In amplitude modulation, the carrier signal and the modulating (audio) signal combine according to the standard formula

$$s(t)=\bigl[A_c + A_m\cos(2\pi f_m t)\bigr]\cos(2\pi f_c t),$$

where $$f_c$$ is the carrier frequency and $$f_m$$ is the modulating frequency. We now expand this product. Using the trigonometric identity

$$\cos\alpha \cos\beta=\frac{1}{2}\bigl[\cos(\alpha+\beta)+\cos(\alpha-\beta)\bigr],$$

we write

$$$ \begin{aligned} s(t) & = A_c\cos(2\pi f_c t)+A_m\cos(2\pi f_m t)\cos(2\pi f_c t)\\[4pt] & = A_c\cos(2\pi f_c t)+A_m\;\frac{1}{2}\Bigl[\cos\!\bigl(2\pi(f_c+f_m)t\bigr)+\cos\!\bigl(2\pi(f_c-f_m)t\bigr)\Bigr]. \end{aligned} $$$

This expression clearly contains three cosine terms whose frequencies are

$$f_c,\;f_c+f_m,\;f_c-f_m.$$

Now substitute the numerical values.

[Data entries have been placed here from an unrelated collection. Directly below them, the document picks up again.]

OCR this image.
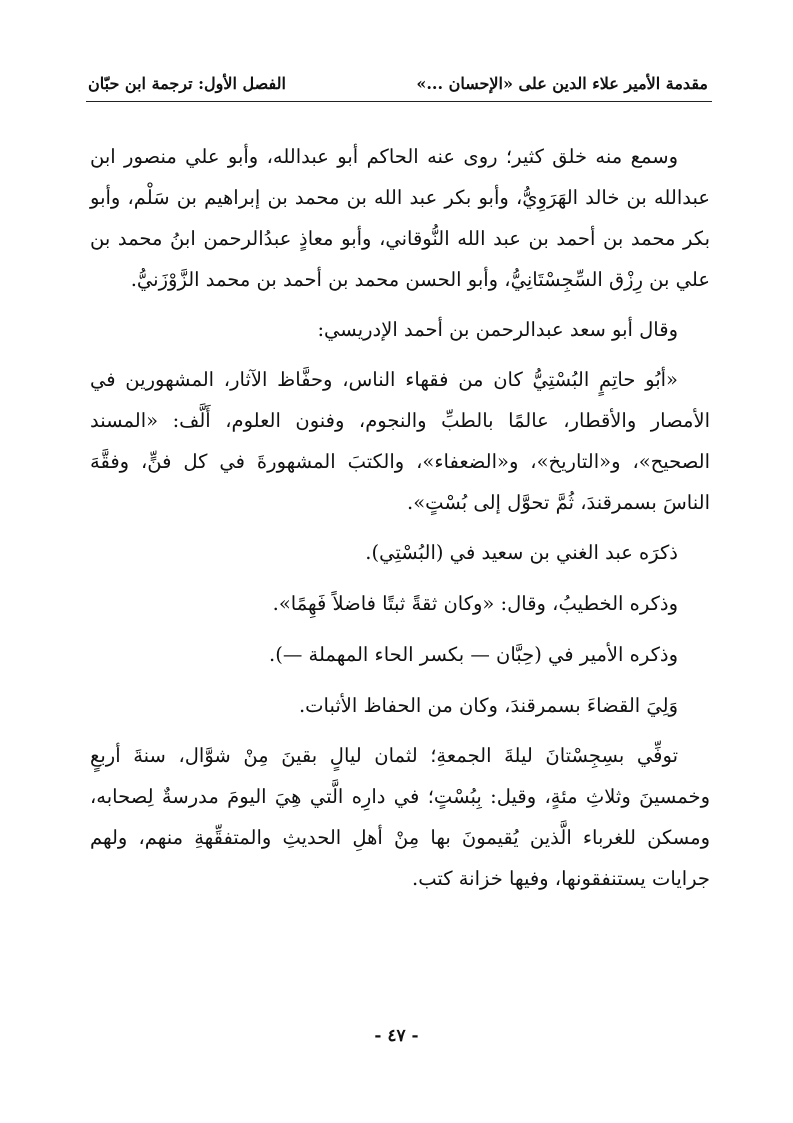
مقدمة الأمير علاء الدين على «الإحسان ...»
الفصل الأول: ترجمة ابن حبّان

وسمع منه خلق كثير؛ روى عنه الحاكم أبو عبدالله، وأبو علي منصور ابن عبدالله بن خالد الهَرَوِيُّ، وأبو بكر عبد الله بن محمد بن إبراهيم بن سَلْم، وأبو بكر محمد بن أحمد بن عبد الله النُّوقاني، وأبو معاذٍ عبدُالرحمن ابنُ محمد بن علي بن رِزْق السِّجِسْتَانِيُّ، وأبو الحسن محمد بن أحمد بن محمد الزَّوْزَنيُّ.

وقال أبو سعد عبدالرحمن بن أحمد الإدريسي:

«أبُو حاتِمٍ البُسْتِيُّ كان من فقهاء الناس، وحفَّاظ الآثار، المشهورين في الأمصار والأقطار، عالمًا بالطبِّ والنجوم، وفنون العلوم، أَلَّف: «المسند الصحيح»، و«التاريخ»، و«الضعفاء»، والكتبَ المشهورةَ في كل فنٍّ، وفقَّهَ الناسَ بسمرقندَ، ثُمَّ تحوَّل إلى بُسْتٍ».

ذكرَه عبد الغني بن سعيد في (البُسْتِي).

وذكره الخطيبُ، وقال: «وكان ثقةً ثبتًا فاضلاً فَهِمًا».

وذكره الأمير في (حِبَّان — بكسر الحاء المهملة —).

وَلِيَ القضاءَ بسمرقندَ، وكان من الحفاظ الأثبات.

توفِّي بسِجِسْتانَ ليلةَ الجمعةِ؛ لثمان ليالٍ بقينَ مِنْ شوَّال، سنةَ أربعٍ وخمسينَ وثلاثِ مئةٍ، وقيل: بِبُسْتٍ؛ في دارِه الَّتي هِيَ اليومَ مدرسةٌ لِصحابه، ومسكن للغرباء الَّذين يُقيمونَ بها مِنْ أهلِ الحديثِ والمتفقِّهةِ منهم، ولهم جرايات يستنفقونها، وفيها خزانة كتب.

- ٤٧ -
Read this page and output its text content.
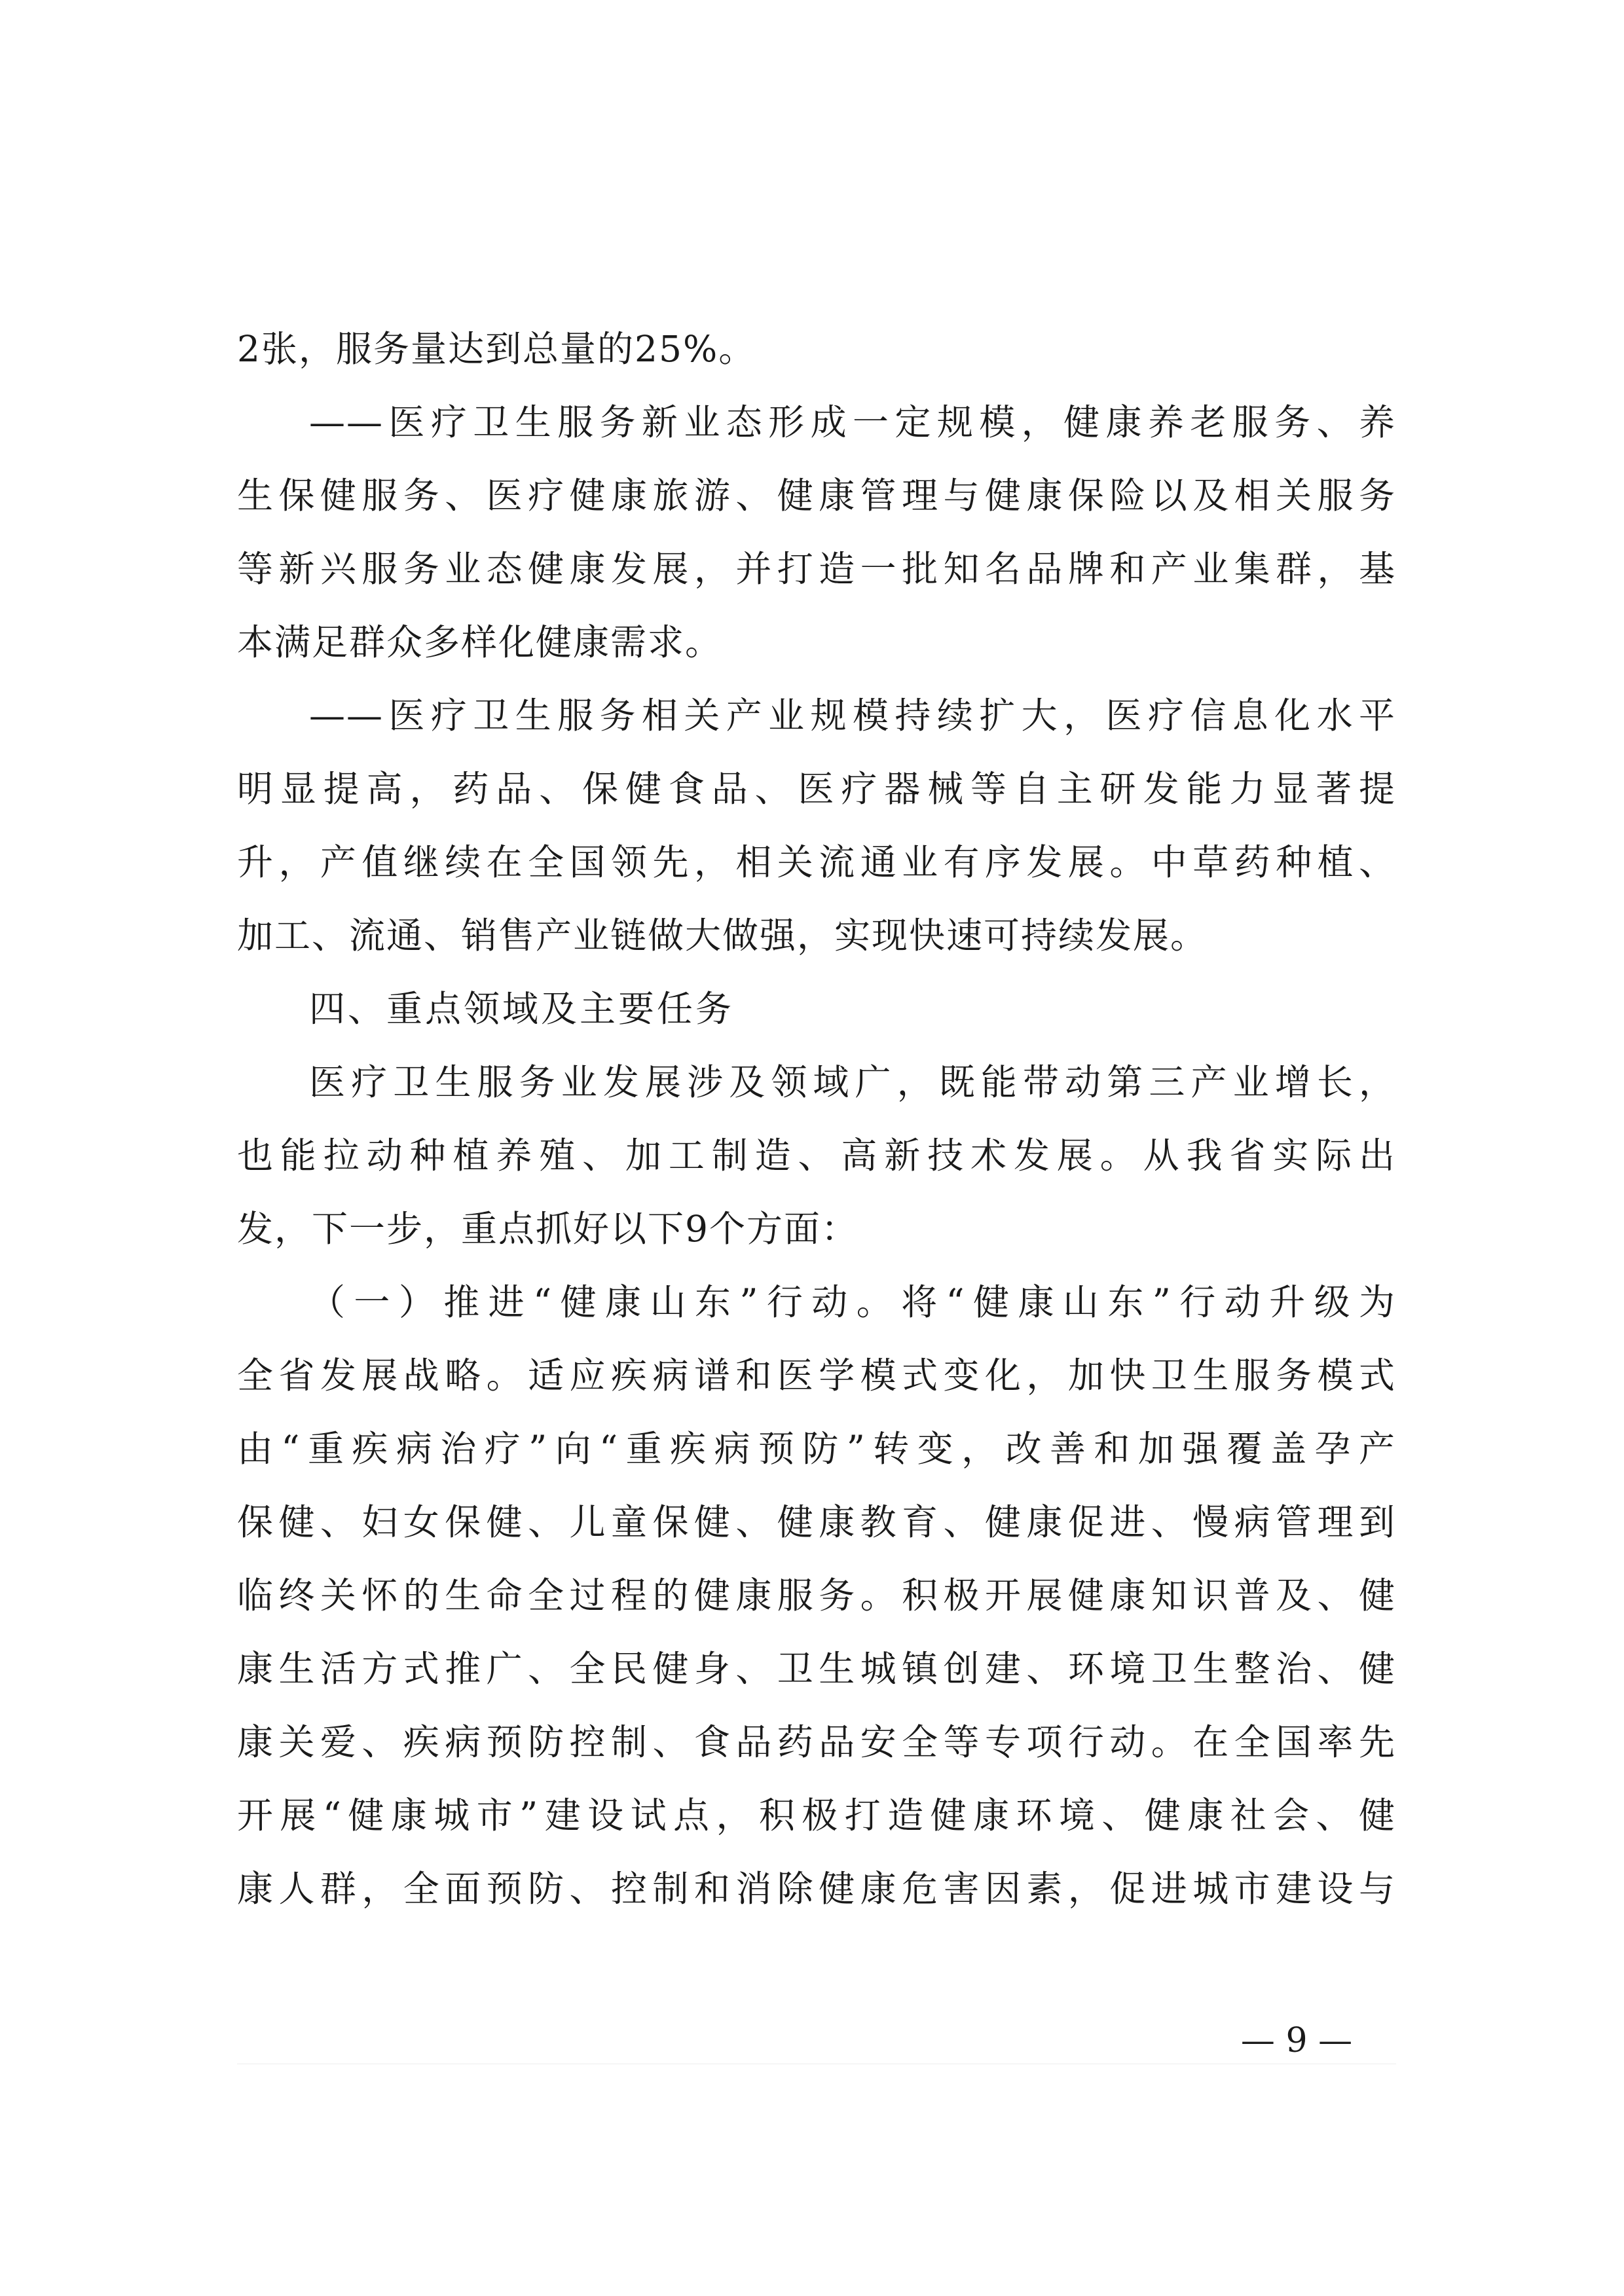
2张，服务量达到总量的25%。
——医疗卫生服务新业态形成一定规模，健康养老服务、养
生保健服务、医疗健康旅游、健康管理与健康保险以及相关服务
等新兴服务业态健康发展，并打造一批知名品牌和产业集群，基
本满足群众多样化健康需求。
——医疗卫生服务相关产业规模持续扩大，医疗信息化水平
明显提高，药品、保健食品、医疗器械等自主研发能力显著提
升，产值继续在全国领先，相关流通业有序发展。中草药种植、
加工、流通、销售产业链做大做强，实现快速可持续发展。
四、重点领域及主要任务
医疗卫生服务业发展涉及领域广，既能带动第三产业增长，
也能拉动种植养殖、加工制造、高新技术发展。从我省实际出
发，下一步，重点抓好以下9个方面：
（一）推进“健康山东”行动。将“健康山东”行动升级为
全省发展战略。适应疾病谱和医学模式变化，加快卫生服务模式
由“重疾病治疗”向“重疾病预防”转变，改善和加强覆盖孕产
保健、妇女保健、儿童保健、健康教育、健康促进、慢病管理到
临终关怀的生命全过程的健康服务。积极开展健康知识普及、健
康生活方式推广、全民健身、卫生城镇创建、环境卫生整治、健
康关爱、疾病预防控制、食品药品安全等专项行动。在全国率先
开展“健康城市”建设试点，积极打造健康环境、健康社会、健
康人群，全面预防、控制和消除健康危害因素，促进城市建设与
— 9 —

The carrier frequency is given as $$f_c = 2\ \text{MHz}.$$ Converting to kilohertz,

$$2\ \text{MHz}=2\times1000\ \text{kHz}=2000\ \text{kHz}.$$

The modulating signal frequency is $$f_m = 5\ \text{kHz}.$$ Therefore

$$f_c+f_m = 2000\ \text{kHz}+5\ \text{kHz}=2005\ \text{kHz},$$

and

$$f_c-f_m = 2000\ \text{kHz}-5\ \text{kHz}=1995\ \text{kHz}.$$

Hence the amplitude-modulated wave consists of three distinct frequency components:

$$2005\ \text{kHz},\;2000\ \text{kHz},\;1995\ \text{kHz}.$$

All three appear together in the spectrum of the AM signal.

Hence, the correct answer is Option D.